Nella pratica dunque avviene che, prima della segnalazione alla centrale rischi, la banca, per un semplice inadempimento o sconfinamento, revochi i fidi con gravi conseguenze che possono sfociare in un’irreversibile crisi dell’impresa costretta al fallimento.
L’ordinanza in commento, in secondo luogo, si sofferma sul delicato tema della mancanza di un’attività istruttoria, propedeutica e necessaria, prima della segnalazione alla centrale rischi.
Ha scritto il Giudice di Milano: “la segnalazione a sofferenza, proprio per il margine di discrezionalità attribuito all’intermediario nella valutazione rispetto ad altre segnalazioni a carattere automatico, richiede all’intermediario una attenta verifica della situazione di fatto, al fine di contemperare l’esigenza di contenimento del rischio creditizio e la tutela dell’interesse privato del soggetto segnalato”.

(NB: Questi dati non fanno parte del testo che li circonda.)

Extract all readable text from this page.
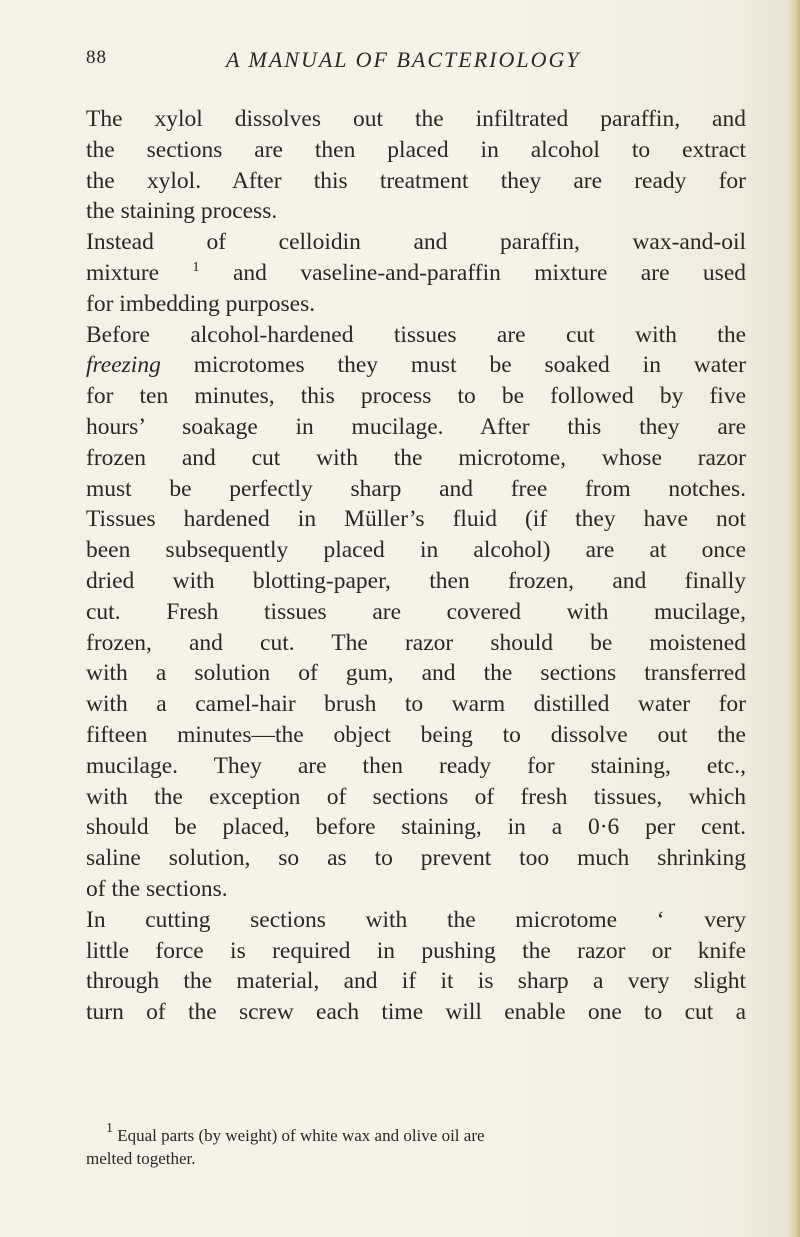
88	A MANUAL OF BACTERIOLOGY
The xylol dissolves out the infiltrated paraffin, and
the sections are then placed in alcohol to extract
the xylol. After this treatment they are ready for
the staining process.
Instead of celloidin and paraffin, wax-and-oil
mixture $^1$ and vaseline-and-paraffin mixture are used
for imbedding purposes.
Before alcohol-hardened tissues are cut with the
freezing microtomes they must be soaked in water
for ten minutes, this process to be followed by five
hours’ soakage in mucilage. After this they are
frozen and cut with the microtome, whose razor
must be perfectly sharp and free from notches.
Tissues hardened in Müller’s fluid (if they have not
been subsequently placed in alcohol) are at once
dried with blotting-paper, then frozen, and finally
cut. Fresh tissues are covered with mucilage,
frozen, and cut. The razor should be moistened
with a solution of gum, and the sections transferred
with a camel-hair brush to warm distilled water for
fifteen minutes—the object being to dissolve out the
mucilage. They are then ready for staining, etc.,
with the exception of sections of fresh tissues, which
should be placed, before staining, in a 0·6 per cent.
saline solution, so as to prevent too much shrinking
of the sections.
In cutting sections with the microtome ‘ very
little force is required in pushing the razor or knife
through the material, and if it is sharp a very slight
turn of the screw each time will enable one to cut a
$^1$ Equal parts (by weight) of white wax and olive oil are
melted together.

Infatti prima della segnalazione occorrerebbe che la Banca inviti al contraddittorio il potenziale segnalato, affinché il medesimo conferisca giustificazione al presunto allarme provocato dalla sofferenza che gli si debba ascrivere.
Invero attenta giurisprudenza di merito in proposito ha statuito: “la banca deve procedere con l’attenta valutazione della complessiva situazione finanziaria del cliente debitore prima di effettuare la segnalazione a sofferenza alla Centrale Rischi della Banca d’Italia. Nell’effettuare siffatta attenta valutazione la banca è tenuta, ove necessario, anche ad instaurare il contraddittorio con il cliente e segnatamente nei casi in cui la sua situazione finanziaria appaia complessa, nel senso che non si manifesti palesemente pregiudicata al punto da poter ritenere senz’altro a rischio la riscossione del credito” (Trib. Bari ­ Monopoli, 19­05­2011).
La ponderata valutazione della situazione complessiva del cliente da parte della banca, scaturisce anche dal dovere di correttezza contrattuale (1175 c.c) che si concretizza nella tutela dell’affidamento, di protezione e salvaguardia dell’interesse del cliente, atteso che la buona fede è anche fonte di etero integrazione del contratto.
Ecco perché la banca ­ come si legge nell’ordinanza in commento ­ deve procedere con un’attenta valutazione della situazione debitoria, prima di effettuare una qualsivoglia segnalazione alla Centrale Rischi.